Primarily focussing on Steven Soderbergh, David Fincher, Quentin Tarantino, Paul-Thomas Anderson, Wes Anderson, and Alexander Payne, Mottram examines how their backgrounds and biographies fed into their future careers as 'auteurs'. Mottram also demonstrates how for the majority of theses film-makers it wasn't the training received at a film school that made and shaped them, but rather the influence the films of their forebears - 'New Hollywood' directors such as Scorsese or Coppola - had on them. In this respect directors like Anderson, Tarantino, or Soderbergh can be compared to their peers of the Nouvelle Vague as for directors like Francois Truffaut or Jean-Luc Godard it also was the countless hours spent at the Cinematheque, in addition to their passion for film, which replaced the formal training a film school would have afforded them.

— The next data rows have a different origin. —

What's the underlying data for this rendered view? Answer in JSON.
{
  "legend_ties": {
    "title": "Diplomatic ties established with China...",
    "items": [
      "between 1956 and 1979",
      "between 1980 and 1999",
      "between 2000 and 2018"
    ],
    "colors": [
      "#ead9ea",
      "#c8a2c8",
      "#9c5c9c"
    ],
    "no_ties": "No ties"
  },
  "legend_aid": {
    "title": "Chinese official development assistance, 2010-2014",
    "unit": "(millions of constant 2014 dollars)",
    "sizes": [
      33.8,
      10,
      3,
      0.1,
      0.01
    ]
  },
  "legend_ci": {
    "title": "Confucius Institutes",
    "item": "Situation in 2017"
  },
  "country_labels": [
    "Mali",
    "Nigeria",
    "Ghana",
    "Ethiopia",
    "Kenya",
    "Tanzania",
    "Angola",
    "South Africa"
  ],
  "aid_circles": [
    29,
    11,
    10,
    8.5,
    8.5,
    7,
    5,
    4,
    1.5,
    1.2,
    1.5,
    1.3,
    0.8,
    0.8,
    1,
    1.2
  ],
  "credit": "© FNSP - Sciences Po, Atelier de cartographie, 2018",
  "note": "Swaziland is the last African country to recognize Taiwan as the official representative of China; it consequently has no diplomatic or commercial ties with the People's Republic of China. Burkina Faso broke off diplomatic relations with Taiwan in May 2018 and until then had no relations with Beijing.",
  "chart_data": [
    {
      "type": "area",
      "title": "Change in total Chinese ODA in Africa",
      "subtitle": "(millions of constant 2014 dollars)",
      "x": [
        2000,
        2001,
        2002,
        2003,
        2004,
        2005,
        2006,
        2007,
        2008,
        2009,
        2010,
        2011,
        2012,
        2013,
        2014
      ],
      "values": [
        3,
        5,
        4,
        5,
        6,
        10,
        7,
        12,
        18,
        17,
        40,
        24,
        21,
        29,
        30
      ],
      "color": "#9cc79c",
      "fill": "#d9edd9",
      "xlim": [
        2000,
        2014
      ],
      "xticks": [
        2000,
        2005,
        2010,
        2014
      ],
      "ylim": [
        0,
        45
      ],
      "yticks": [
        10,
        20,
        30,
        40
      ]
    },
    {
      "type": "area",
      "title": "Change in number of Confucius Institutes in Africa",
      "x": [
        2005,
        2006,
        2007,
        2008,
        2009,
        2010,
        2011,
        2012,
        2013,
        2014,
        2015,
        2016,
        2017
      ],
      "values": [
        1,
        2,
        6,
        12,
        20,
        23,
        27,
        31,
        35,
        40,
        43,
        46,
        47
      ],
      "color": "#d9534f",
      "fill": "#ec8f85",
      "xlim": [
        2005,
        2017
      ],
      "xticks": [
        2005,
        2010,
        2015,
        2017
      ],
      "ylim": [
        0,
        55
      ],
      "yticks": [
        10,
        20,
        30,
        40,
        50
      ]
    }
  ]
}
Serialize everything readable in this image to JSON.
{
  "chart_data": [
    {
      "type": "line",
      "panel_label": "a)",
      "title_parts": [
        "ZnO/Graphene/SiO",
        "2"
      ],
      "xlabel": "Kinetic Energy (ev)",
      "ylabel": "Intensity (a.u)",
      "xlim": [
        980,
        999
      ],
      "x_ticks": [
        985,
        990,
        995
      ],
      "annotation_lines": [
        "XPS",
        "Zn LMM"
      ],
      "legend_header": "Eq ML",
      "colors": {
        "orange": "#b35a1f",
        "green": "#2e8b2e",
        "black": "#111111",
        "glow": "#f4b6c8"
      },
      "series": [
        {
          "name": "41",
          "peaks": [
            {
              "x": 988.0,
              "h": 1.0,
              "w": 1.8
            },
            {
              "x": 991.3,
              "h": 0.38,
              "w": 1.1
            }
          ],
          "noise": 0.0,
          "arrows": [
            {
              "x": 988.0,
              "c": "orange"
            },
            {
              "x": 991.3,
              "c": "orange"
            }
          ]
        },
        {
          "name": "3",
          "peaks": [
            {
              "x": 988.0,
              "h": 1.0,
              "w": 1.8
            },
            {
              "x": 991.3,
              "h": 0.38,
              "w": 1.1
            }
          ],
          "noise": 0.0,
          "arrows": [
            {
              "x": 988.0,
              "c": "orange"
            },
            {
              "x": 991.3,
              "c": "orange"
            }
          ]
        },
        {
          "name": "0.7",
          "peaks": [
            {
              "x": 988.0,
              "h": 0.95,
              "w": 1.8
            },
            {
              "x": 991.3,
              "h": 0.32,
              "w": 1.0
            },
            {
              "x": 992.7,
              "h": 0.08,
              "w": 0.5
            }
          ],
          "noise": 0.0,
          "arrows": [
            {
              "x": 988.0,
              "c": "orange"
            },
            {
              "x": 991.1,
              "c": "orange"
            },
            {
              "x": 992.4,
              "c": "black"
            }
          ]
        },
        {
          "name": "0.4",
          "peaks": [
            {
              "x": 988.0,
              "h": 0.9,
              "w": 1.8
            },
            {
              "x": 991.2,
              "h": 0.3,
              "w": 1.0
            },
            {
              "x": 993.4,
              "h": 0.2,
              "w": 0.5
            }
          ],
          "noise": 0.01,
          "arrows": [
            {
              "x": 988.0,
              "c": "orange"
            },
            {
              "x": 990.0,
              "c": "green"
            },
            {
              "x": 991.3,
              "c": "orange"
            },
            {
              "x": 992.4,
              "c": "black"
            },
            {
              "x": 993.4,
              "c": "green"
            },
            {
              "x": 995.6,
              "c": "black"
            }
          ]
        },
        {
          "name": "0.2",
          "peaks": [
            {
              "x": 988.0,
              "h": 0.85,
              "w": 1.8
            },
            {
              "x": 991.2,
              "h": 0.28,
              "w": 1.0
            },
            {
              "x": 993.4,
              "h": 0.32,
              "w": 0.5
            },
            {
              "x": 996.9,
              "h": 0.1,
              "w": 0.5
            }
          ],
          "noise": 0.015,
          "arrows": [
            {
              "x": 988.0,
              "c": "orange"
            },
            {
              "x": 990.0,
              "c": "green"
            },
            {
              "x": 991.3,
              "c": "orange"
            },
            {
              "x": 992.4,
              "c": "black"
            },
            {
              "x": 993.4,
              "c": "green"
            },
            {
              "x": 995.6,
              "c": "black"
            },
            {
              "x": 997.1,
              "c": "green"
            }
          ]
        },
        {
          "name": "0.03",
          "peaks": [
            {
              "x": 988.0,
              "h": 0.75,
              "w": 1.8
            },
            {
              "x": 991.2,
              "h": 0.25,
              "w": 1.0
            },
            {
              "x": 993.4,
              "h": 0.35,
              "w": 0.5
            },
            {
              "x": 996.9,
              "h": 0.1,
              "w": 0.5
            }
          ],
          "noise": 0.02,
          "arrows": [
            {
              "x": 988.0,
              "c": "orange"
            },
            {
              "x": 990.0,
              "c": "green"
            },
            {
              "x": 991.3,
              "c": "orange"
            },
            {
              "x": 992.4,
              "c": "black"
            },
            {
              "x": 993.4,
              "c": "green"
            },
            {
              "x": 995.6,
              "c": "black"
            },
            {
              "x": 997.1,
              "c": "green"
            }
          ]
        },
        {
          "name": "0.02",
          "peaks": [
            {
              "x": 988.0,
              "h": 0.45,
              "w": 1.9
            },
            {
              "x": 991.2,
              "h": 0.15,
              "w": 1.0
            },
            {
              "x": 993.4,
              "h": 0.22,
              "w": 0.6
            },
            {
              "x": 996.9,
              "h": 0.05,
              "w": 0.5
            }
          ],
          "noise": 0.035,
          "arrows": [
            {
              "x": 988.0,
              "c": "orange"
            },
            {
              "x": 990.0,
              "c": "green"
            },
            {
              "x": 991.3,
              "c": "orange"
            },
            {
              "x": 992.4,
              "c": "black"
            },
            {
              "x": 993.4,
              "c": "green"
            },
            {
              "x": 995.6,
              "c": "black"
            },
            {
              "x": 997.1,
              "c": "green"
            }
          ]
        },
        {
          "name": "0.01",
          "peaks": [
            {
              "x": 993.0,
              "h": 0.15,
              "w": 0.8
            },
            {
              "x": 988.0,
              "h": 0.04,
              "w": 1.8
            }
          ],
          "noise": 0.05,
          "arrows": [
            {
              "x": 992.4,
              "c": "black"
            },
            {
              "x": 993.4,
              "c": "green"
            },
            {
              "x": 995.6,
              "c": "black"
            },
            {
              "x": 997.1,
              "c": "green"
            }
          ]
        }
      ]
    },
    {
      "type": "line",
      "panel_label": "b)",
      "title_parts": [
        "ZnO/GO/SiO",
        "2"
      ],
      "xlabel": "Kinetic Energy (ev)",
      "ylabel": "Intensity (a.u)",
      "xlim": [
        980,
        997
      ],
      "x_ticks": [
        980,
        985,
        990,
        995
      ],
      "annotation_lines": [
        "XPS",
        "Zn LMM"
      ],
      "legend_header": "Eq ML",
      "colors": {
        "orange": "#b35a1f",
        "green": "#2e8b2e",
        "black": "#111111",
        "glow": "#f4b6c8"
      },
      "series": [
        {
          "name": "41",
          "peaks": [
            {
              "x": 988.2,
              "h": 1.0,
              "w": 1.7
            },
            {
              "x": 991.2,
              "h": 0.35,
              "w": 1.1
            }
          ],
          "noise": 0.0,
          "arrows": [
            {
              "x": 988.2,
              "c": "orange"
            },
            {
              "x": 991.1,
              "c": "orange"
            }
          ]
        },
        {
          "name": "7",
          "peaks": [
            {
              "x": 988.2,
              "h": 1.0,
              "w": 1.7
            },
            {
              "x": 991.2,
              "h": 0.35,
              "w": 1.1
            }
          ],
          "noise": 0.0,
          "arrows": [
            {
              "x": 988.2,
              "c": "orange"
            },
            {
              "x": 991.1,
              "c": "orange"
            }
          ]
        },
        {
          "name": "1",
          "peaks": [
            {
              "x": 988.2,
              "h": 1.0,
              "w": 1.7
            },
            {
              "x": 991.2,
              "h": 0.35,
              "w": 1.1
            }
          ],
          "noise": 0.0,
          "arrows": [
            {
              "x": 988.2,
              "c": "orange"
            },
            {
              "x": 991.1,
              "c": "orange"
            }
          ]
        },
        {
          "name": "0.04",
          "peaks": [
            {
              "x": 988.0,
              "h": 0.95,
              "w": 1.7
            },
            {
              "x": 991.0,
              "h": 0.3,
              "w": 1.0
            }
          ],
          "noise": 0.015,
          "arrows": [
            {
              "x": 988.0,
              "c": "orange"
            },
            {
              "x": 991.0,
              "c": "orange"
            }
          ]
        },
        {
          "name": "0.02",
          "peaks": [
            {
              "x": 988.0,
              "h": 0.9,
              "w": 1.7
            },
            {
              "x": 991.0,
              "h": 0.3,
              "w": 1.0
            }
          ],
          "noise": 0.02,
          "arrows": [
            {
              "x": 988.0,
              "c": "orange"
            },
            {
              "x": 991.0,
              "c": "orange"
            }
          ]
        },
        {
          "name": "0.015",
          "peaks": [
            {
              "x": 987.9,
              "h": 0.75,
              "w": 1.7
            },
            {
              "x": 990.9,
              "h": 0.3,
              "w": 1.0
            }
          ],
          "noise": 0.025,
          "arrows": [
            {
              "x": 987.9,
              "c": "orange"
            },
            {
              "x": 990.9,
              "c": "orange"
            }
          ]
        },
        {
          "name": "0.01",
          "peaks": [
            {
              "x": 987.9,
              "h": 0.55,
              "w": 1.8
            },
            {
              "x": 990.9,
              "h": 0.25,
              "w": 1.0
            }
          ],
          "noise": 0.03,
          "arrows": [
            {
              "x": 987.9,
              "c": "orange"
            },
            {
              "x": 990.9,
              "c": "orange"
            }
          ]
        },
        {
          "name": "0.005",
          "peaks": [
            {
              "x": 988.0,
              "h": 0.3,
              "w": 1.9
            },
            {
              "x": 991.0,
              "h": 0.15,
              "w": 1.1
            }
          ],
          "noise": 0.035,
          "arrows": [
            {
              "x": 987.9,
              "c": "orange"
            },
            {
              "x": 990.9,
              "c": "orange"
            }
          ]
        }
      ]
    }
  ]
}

Mottram begins his book in 1989 when Soderbergh received the Palme d'Or at the Cannes Film Festival for Sex, Lies, and Videotape. Soderbergh's triumph was a watershed in American cinema as his film, which had previously been shown at Sundance, marked the beginning of a new era, or put differently, it put American Independent film-making on the map. Sex, Lies, and Videotape is closely associated with the rise of Miramax: made for a pittance, owing to the coverage Soderbergh's film received following his win at Cannes, it made the company millions.

Telling his account chronologically starting in 1989, Mottram discusses key films shown at the Sundance Film Festival by homing in on the films by the directors named above. While his selection may seem random at first sight, upon closer inspection and reflection it quickly becomes evident that many promising talents that emerged from Sundance, only some of them managed to turn that initial success into a lasting career. For instance, following their success at Sundance, directors such as Alison Anders, Alexandre Rockwell or Tom DiCillo have had trouble following up on it. But, as Mottram makes clear in his book, besides proving that they're able to deliver at the box-office, lasting success in Hollywood requires a director to compromise as the studios have long caught on to the allure - and the big bucks - of so-called independent cinema, and thus the boundaries between independent and mainstream film-making have become increasingly blurred since Soderbergh first walked away with the Palme d'Or. Thus, Mottram's book is also a story of how independent American films and film-makers evolved as, today many films that are generally perceived as independent are, in fact, made with involvement from a major studio.

Mottram's book is an engrossing read, excellently researched, with a sharp and critical eye on all the films he discusses. But the best thing about it is that Mottram's passion for his topic is palpable on every page.